The future of telemedicine in otolaryngology can be gauged to be effective in reducing cost and human resource use in the limited setting of Nepal with the model allowing for remote but effective communication between the concerned patients and the expert doctor in clarifying doubts and making diagnosis, early recognition of diseases, and preventing or decreasing complications of those diseases. Kokesh et al reported 73% ORL-HNS telemedicine consultations preventing need of travel to tertiary centers, ease of planning surgery if needed, and decreasing wait times for in-person consultations after a decade of use of comprehensive telemedicine model in Alaska. 15 Smith et al reported reduction in travel need, increased number of procedures at outreach clinics, and wide coverage of assessment of children after 3 years of implementation of telemedicine model in ORL-HNS practice. 16 The model can also be used in following up a patient managed by the consultant in a tertiary center so as to monitor improvement or derangement in the condition. The model shall certainly be welcomed by the remote unspecialized health care providers as the burden is eased on them and they also get to contribute to the local health by facilitating as a mediator.
Conclusion
Our pilot study is a stepping stone that will open many frontiers in the application of telemedicine in the field of ORL-HNS, especially with the promising results we obtained. There are numerous limitations to this model which can be improved with forthcoming studies.
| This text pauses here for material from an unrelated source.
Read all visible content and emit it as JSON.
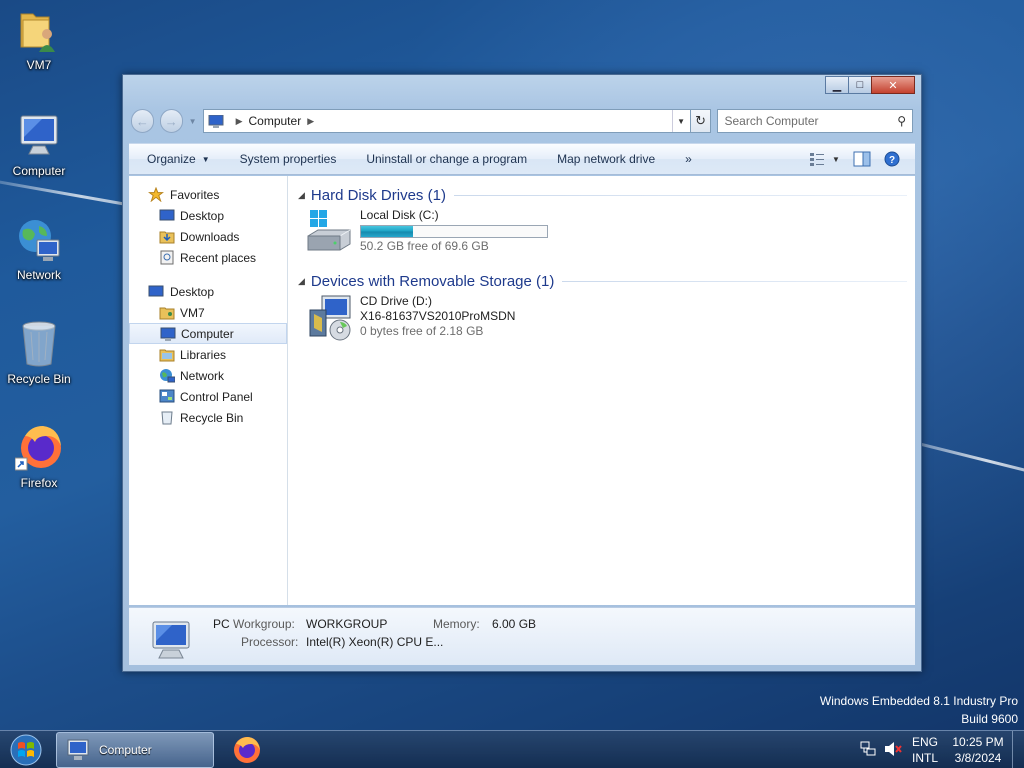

The application of our proposed model of asynchronous telemedicine will ensure quality medical care in the remote areas of the developing world which has been deprived of specialist care for far too long.
Footnotes
Acknowledgements
We would like to thank Manish Khanal and Biraj Wagley for their technical assistance.
Author Contributions
B.G. conceptualized this study and created the initial format for conduction of this study. Ob, S.G. and A.K. conducted data collection and analysis under supervision of B.G., B.G., Ob, S.G., and A.K. involved in manuscript writing. U.R., P.T., and K.A. involved in editing the manuscript and bringing the manuscript to final form. All authors approve of the final manuscript submitted for publication.
Availability of Data and Materials
The datasets used and/or analyzed in this study are available from the corresponding author on reasonable request.
Declaration of Conflicting Interests
The author(s) declared no potential conflicts of interest with respect to the research, authorship, and/or publication of this article.
Funding
The author(s) received no financial support for the research, authorship, and/or publication of this article.
Consent
Written informed consent was obtained from all the participants for their involvement in the study and the publication of this study.
Ethical Approval
Ethical approval for this study was obtained from Institutional Review Committee (IRC) of Institute of Medicine (IOM), Tribhuvan University. IRB approval number for our study is 299 (6-11) E2. The identity of all patients and all sensible information are kept confidential.